Lily beetle infestations frustrating Edmonton gardeners
Scarlet lily beetle infestations appear to be on the rise in Edmonton, according to Classic Landscapes manager Perry Stothart.
He said the invasive pest started eating up lilies in Edmonton about five years ago.
“This year, by far, the explosion has been unprecedented. We are seeing people on a daily basis coming in and having a problem with the lily beetle,” Stothart said Saturday. “It’s alarming whenever you see something ravage your plants, especially since a lily is supposed to be nice and it takes it the other way.
“They are bright scarlet red. People notice them. They actually let out a little squeak when you go to grab them.”
The lily beetle originates from Europe and Asia, and made its way to Eastern Canada more than 70 years ago. It only recently came to Alberta. This beetle will rarely eat other plants.
“Normally, you will have things that can attack insect pests and as their populations rise, the predators attack them and can then bring down those populations,” Stothart said.

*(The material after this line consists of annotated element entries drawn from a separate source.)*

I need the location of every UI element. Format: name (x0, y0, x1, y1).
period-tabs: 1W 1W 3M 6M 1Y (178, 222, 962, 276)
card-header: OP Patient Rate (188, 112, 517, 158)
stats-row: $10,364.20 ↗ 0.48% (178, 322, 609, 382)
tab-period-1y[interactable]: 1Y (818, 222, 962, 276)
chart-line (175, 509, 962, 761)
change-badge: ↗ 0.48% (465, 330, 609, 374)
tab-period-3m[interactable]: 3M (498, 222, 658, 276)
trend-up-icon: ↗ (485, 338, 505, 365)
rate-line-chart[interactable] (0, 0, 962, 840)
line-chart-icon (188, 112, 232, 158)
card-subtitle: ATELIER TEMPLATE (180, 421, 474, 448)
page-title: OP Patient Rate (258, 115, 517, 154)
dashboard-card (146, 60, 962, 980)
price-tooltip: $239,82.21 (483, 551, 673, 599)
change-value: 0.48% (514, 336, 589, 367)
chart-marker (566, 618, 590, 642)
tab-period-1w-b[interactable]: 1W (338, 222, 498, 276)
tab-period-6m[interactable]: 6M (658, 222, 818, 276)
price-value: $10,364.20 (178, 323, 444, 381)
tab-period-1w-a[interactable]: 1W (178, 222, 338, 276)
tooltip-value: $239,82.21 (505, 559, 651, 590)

“But, in this case, they don’t have those natural predators, so they are sort of free reign to attack our lilies and really ravage our crops.”
Amelia Bellamy-Royds planted her lilies five years ago. This is the first year the lily beetle got to them and it’s been an ongoing battle since July.
“They were absolutely devouring the plants, eating through the leaves, eating through the petals,” Bellamy-Royds said.
“[Lilies are] usually so fabulous and easy to take care for and some [of] these plants, I don’t know if they’re going to survive.”
Once the beetle is in your garden, it will likely be back. The pest winters underground and will start to attack lilies in the spring.
Lily beetles can lay between 200 and 400 eggs per generation, and it’s hard to get rid of them. Stothart suggests starting to look at your lilies early in the season, picking off the beetles and putting them into a jar of soapy water.
Stothart said to also look under the leaves for larvae and get rid it too.
“Diatomaceous earth is great,” Stothart said. “It’s sort of a white powder you spread on the soil. Slugs, beetles, anything that crawls over it, it can really control the population as well.”